Create the Rotation Arrows:
arrow_style <- arrow(
angle = 20, length = grid::unit(8, "pt"),
ends = "first", type = "closed"
)
pca |>
tidy(matrix = "rotation") |> # extract rotation matrix
pivot_wider(
names_from = "PC", values_from = "value",
names_prefix = "PC"
) |>
ggplot(aes(PC1, PC2)) +
geom_segment(
xend = 0, yend = 0,
arrow = arrow_style
) +
geom_text(aes(label = column)) +
coord_fixed()
Summarize the findings of the PCA.
What does PC1 show? There are more developed countries to the right which are associated with higher rates of gdp, alcohol, polio, and life expectancy. The left has less developed countries which are associated with higher rates of infant and adult deaths and HIV.

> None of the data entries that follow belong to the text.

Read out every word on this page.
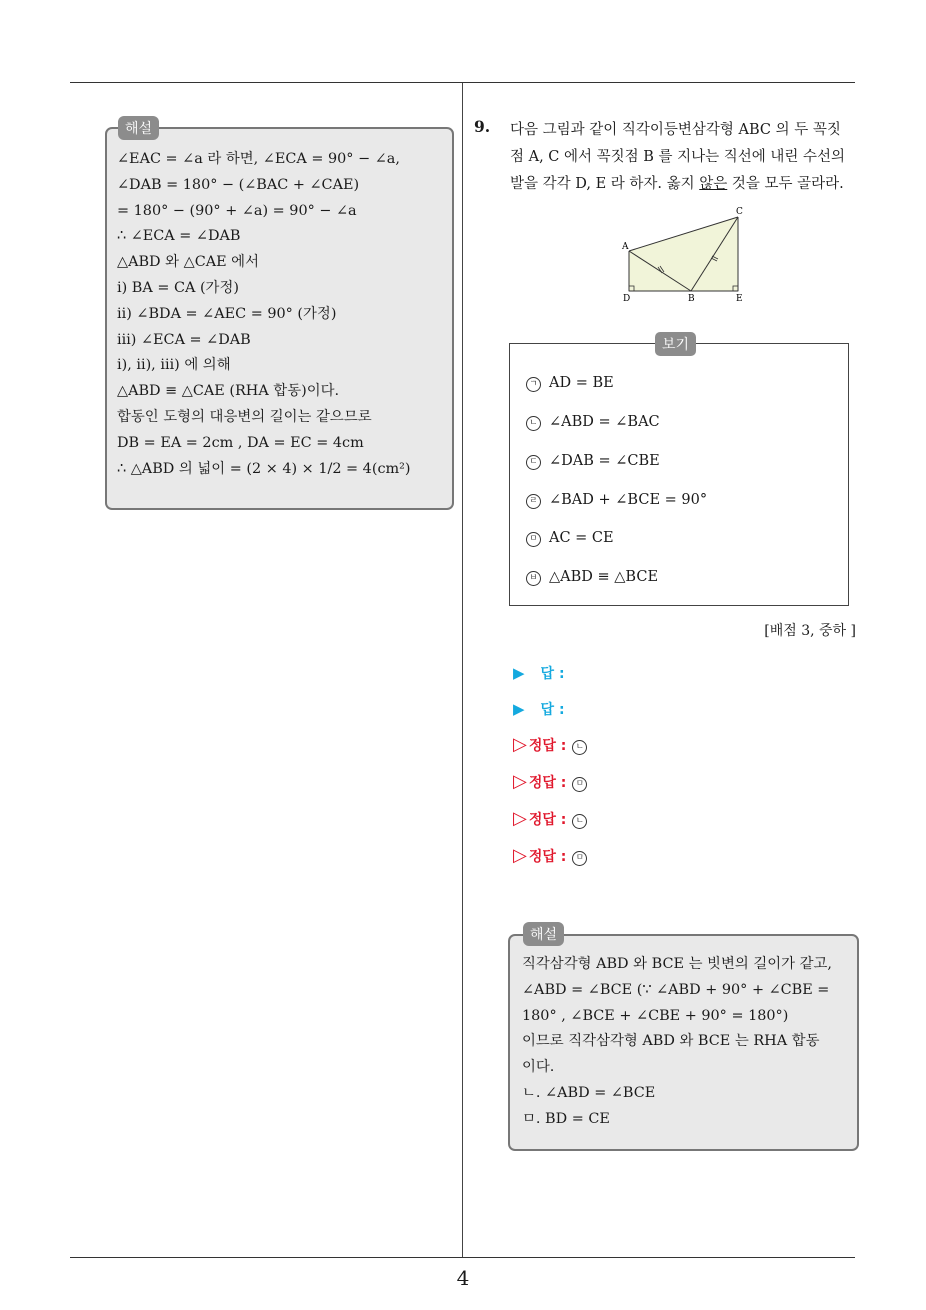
4
해설
∠EAC = ∠a 라 하면, ∠ECA = 90° − ∠a,
∠DAB = 180° − (∠BAC + ∠CAE)
= 180° − (90° + ∠a) = 90° − ∠a
∴ ∠ECA = ∠DAB
△ABD 와 △CAE 에서
ⅰ) BA = CA (가정)
ⅱ) ∠BDA = ∠AEC = 90° (가정)
ⅲ) ∠ECA = ∠DAB
ⅰ), ⅱ), ⅲ) 에 의해
△ABD ≡ △CAE (RHA 합동)이다.
합동인 도형의 대응변의 길이는 같으므로
DB = EA = 2cm , DA = EC = 4cm
∴ △ABD 의 넓이 = (2 × 4) × 1/2 = 4(cm²)
9. 다음 그림과 같이 직각이등변삼각형 ABC 의 두 꼭짓
점 A, C 에서 꼭짓점 B 를 지나는 직선에 내린 수선의
발을 각각 D, E 라 하자. 옳지 않은 것을 모두 골라라.
A
C
D	B	E
보기
ㄱ AD = BE
ㄴ ∠ABD = ∠BAC
ㄷ ∠DAB = ∠CBE
ㄹ ∠BAD + ∠BCE = 90°
ㅁ AC = CE
ㅂ △ABD ≡ △BCE
[배점 3, 중하 ]
▶ 답 :
▶ 답 :
▷ 정답 : ㄴ
▷ 정답 : ㅁ
▷ 정답 : ㄴ
▷ 정답 : ㅁ
해설
직각삼각형 ABD 와 BCE 는 빗변의 길이가 같고,
∠ABD = ∠BCE (∵ ∠ABD + 90° + ∠CBE =
180° , ∠BCE + ∠CBE + 90° = 180°)
이므로 직각삼각형 ABD 와 BCE 는 RHA 합동
이다.
ㄴ. ∠ABD = ∠BCE
ㅁ. BD = CE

What does PC2 show? The higher you go the more devevloped countries there are. The highest rates are alcohol and HIV while the lowest are infant deaths.

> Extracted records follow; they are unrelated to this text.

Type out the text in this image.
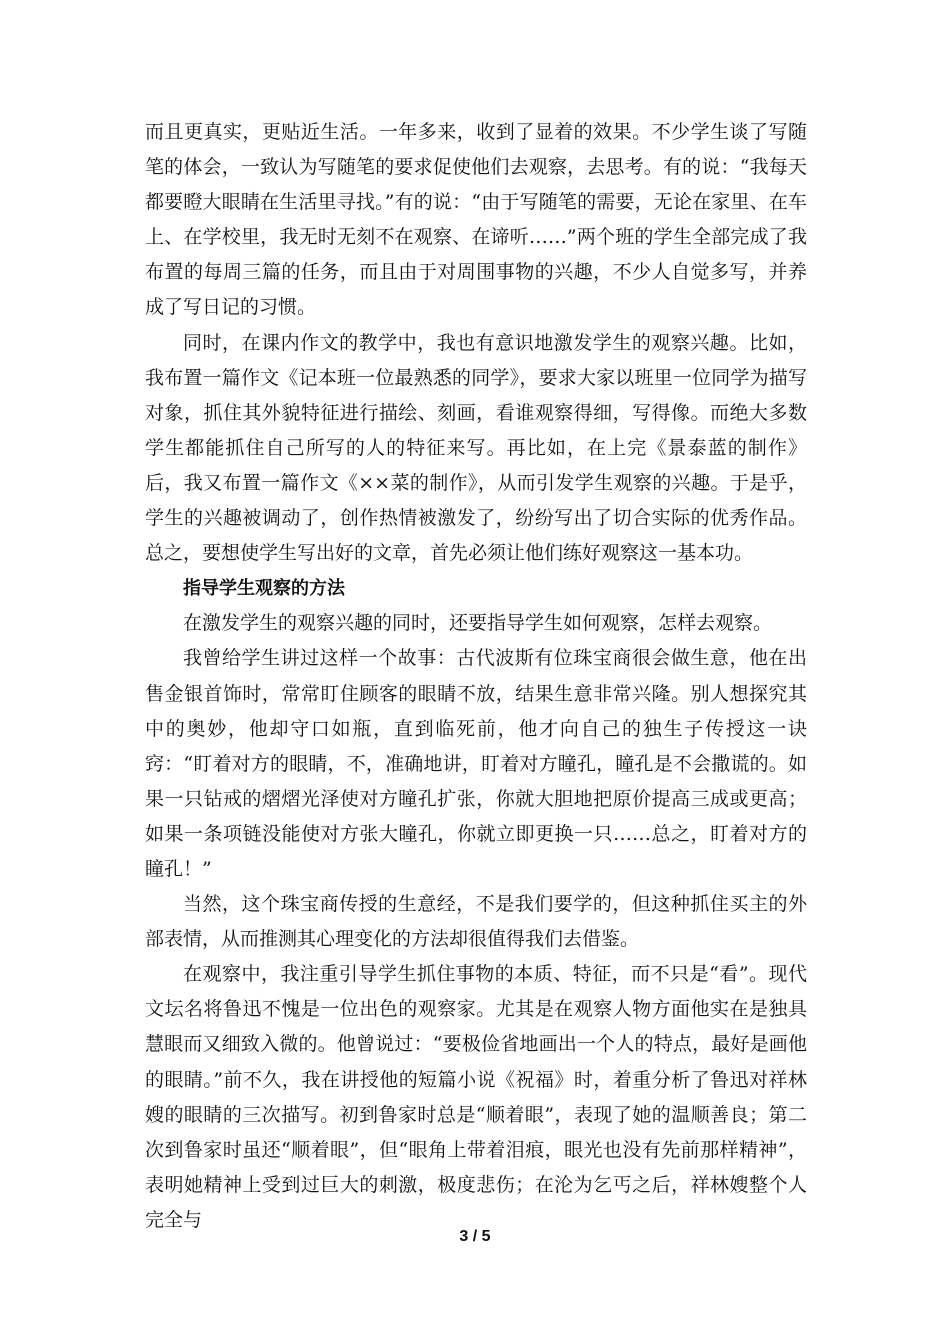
而且更真实，更贴近生活。一年多来，收到了显着的效果。不少学生谈了写随笔的体会，一致认为写随笔的要求促使他们去观察，去思考。有的说：“我每天都要瞪大眼睛在生活里寻找。”有的说：“由于写随笔的需要，无论在家里、在车上、在学校里，我无时无刻不在观察、在谛听……”两个班的学生全部完成了我布置的每周三篇的任务，而且由于对周围事物的兴趣，不少人自觉多写，并养成了写日记的习惯。

同时，在课内作文的教学中，我也有意识地激发学生的观察兴趣。比如，我布置一篇作文《记本班一位最熟悉的同学》，要求大家以班里一位同学为描写对象，抓住其外貌特征进行描绘、刻画，看谁观察得细，写得像。而绝大多数学生都能抓住自己所写的人的特征来写。再比如，在上完《景泰蓝的制作》后，我又布置一篇作文《××菜的制作》，从而引发学生观察的兴趣。于是乎，学生的兴趣被调动了，创作热情被激发了，纷纷写出了切合实际的优秀作品。总之，要想使学生写出好的文章，首先必须让他们练好观察这一基本功。

指导学生观察的方法

在激发学生的观察兴趣的同时，还要指导学生如何观察，怎样去观察。

我曾给学生讲过这样一个故事：古代波斯有位珠宝商很会做生意，他在出售金银首饰时，常常盯住顾客的眼睛不放，结果生意非常兴隆。别人想探究其中的奥妙，他却守口如瓶，直到临死前，他才向自己的独生子传授这一诀窍：“盯着对方的眼睛，不，准确地讲，盯着对方瞳孔，瞳孔是不会撒谎的。如果一只钻戒的熠熠光泽使对方瞳孔扩张，你就大胆地把原价提高三成或更高；如果一条项链没能使对方张大瞳孔，你就立即更换一只……总之，盯着对方的瞳孔！”

当然，这个珠宝商传授的生意经，不是我们要学的，但这种抓住买主的外部表情，从而推测其心理变化的方法却很值得我们去借鉴。

在观察中，我注重引导学生抓住事物的本质、特征，而不只是“看”。现代文坛名将鲁迅不愧是一位出色的观察家。尤其是在观察人物方面他实在是独具慧眼而又细致入微的。他曾说过：“要极俭省地画出一个人的特点，最好是画他的眼睛。”前不久，我在讲授他的短篇小说《祝福》时，着重分析了鲁迅对祥林嫂的眼睛的三次描写。初到鲁家时总是“顺着眼”，表现了她的温顺善良；第二次到鲁家时虽还“顺着眼”，但“眼角上带着泪痕，眼光也没有先前那样精神”，表明她精神上受到过巨大的刺激，极度悲伤；在沦为乞丐之后，祥林嫂整个人完全与

3 / 5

What does the analysis reveal about the relationship between development level and health outcomes in different countries? Developed countries have higher rates of gdp, alcohol, polio, and life expectancy while less developed countries have higher rates of infant and adult deaths and HIV.
Plot the variance explained by each PC- bargraph
pca |>
# extract eigenvalues
tidy(matrix = "eigenvalues") |>
ggplot(aes(PC, percent)) +
geom_col(fill= "lightblue") +
scale_x_continuous(
# create one axis tick per PC
breaks = 1:7
) +
scale_y_continuous(
name = "variance explained",
breaks = seq(0, 1, by = 0.1),
# format y axis ticks as percent values
label = scales::label_percent(accuracy = 1)
)+
xlab("Principal Component (PC)") +
theme_minimal()
How much variation is explained by PC1 and PC2?
pca |>
tidy(matrix = "eigenvalues")
## # A tibble: 7 × 4
## PC std.dev percent cumulative
## <dbl> <dbl> <dbl> <dbl>
## 1 1 1.67 0.399 0.399
## 2 2 1.10 0.172 0.571
## 3 3 0.978 0.137 0.707
## 4 4 0.878 0.110 0.818
## 5 5 0.795 0.0902 0.908
## 6 6 0.656 0.0615 0.969
## 7 7 0.463 0.0306 1
pc1 explains about 40% and pc2 explains about 17%. Combined they explain about 57% of the variation.